Several people and institutions deserve our thanks for their support in publishing this book. We are grateful to our friends and colleagues who share our fascination with music and technoculture for their intellectual engagement in conversation, colloquia, and symposia, and ultimately for their contributions to this collection. We are especially grateful, too, for their patience throughout this process. We want to note the importance of the Society of Ethnomusicology in providing venues for the several conferences, symposia, and publications that first gave voice to many of the ideas presented here.
We also want to acknowledge the support of our home institutions, the University of California, Riverside, and the University of Tennessee. Both institutions have been generous in their support of our work; especially noteworthy is the direct support for this publication from the University of Tennessee’s Exhibit, Performance and Publication Expenses Fund and the University of California Academic Senate Research Fund.

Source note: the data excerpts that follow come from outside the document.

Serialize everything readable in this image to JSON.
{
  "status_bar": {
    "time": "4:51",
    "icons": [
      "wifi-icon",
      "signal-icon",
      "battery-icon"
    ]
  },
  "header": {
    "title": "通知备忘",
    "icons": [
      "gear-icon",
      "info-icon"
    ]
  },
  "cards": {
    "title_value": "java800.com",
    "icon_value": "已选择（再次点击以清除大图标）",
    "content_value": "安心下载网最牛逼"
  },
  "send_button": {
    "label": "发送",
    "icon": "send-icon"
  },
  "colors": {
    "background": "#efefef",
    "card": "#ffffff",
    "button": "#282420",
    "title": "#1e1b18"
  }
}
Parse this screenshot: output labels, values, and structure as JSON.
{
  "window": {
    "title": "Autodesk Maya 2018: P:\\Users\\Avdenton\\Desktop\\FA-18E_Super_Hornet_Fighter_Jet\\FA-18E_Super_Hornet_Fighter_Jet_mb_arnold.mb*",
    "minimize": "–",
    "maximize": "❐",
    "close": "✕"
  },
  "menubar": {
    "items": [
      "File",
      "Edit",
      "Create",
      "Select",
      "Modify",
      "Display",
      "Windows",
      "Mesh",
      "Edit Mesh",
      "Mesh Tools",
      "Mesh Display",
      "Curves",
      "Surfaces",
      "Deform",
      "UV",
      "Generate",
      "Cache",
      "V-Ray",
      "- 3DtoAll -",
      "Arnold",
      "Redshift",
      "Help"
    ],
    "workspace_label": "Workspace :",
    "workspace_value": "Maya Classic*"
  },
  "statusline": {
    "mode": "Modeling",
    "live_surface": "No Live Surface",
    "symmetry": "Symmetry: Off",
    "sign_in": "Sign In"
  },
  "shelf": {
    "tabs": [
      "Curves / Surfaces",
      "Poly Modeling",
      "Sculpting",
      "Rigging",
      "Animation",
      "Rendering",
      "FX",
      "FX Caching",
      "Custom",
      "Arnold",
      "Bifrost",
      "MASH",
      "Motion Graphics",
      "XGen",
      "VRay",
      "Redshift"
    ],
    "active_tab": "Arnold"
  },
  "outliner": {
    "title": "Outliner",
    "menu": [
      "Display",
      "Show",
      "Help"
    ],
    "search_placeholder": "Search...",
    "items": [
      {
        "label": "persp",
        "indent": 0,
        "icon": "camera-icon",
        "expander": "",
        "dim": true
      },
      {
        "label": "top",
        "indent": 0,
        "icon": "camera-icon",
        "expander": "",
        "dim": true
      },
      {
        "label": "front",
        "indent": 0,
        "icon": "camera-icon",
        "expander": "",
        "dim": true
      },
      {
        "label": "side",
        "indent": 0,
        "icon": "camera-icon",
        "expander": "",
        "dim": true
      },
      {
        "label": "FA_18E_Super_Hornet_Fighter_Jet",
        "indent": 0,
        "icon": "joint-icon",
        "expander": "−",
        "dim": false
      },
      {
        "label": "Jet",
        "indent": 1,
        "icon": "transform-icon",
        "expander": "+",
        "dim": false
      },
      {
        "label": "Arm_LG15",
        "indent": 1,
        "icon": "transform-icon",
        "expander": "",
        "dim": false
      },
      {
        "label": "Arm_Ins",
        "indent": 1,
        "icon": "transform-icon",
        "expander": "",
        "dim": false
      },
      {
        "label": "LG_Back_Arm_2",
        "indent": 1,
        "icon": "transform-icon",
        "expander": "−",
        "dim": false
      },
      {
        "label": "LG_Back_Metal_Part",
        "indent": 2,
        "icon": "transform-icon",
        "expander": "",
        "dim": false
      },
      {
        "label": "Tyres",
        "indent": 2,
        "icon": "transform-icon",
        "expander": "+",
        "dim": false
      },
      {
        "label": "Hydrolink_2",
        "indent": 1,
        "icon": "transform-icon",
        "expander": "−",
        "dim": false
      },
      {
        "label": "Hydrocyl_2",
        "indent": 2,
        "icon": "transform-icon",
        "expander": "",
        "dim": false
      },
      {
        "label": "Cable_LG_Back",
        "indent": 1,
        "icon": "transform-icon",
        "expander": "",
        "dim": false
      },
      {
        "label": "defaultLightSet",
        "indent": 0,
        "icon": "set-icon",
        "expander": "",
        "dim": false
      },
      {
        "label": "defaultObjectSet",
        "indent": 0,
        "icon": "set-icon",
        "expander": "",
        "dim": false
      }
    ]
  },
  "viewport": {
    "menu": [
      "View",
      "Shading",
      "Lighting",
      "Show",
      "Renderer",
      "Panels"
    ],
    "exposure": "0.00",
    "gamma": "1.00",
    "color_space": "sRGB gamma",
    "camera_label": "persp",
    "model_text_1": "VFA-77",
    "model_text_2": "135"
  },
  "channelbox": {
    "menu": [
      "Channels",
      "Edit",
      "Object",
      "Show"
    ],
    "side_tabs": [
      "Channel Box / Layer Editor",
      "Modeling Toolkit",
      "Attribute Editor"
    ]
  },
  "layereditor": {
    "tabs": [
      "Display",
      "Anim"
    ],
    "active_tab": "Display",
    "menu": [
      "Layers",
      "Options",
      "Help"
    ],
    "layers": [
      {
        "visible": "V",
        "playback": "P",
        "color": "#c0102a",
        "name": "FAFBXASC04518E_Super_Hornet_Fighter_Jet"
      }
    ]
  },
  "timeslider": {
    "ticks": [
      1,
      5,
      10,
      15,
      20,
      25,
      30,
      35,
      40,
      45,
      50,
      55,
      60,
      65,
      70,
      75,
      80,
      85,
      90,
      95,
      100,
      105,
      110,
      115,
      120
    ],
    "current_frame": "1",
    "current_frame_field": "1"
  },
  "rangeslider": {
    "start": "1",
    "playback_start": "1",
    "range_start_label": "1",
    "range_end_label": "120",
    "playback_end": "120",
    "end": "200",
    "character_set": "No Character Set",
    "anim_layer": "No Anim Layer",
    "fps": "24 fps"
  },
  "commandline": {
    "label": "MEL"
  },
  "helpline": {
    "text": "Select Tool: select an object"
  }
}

We also thank the University of Illinois Press for making several essays available for publication here: Tong Soon Lee’s “Technology and the Production of Islamic Space: The Call to Prayer in Singapore,” Thomas Porcello’s “Tails Out: Social phenomenology and the Ethnographic Representation of Technology in Music Making,” and Jonathan Sterne’s “Sounds Like the Mall of America: Programmed Music and the Architectonics of Commercial Space,” all of which appeared previously in the journal Ethnomusicology. Additionally, we thank this press for allowing the publication of Leslie Gay’s essay “Before the Deluge: The Technoculture of Song Sheet Publishing Viewed from Late Nineteenth-century Galveston,” first published in American Music.
Finally, we want to thank the staff at Wesleyan University Press, especially Suzanna Tamminen and Leonora Gibson, for their guidance and work in seeing this book through its publication.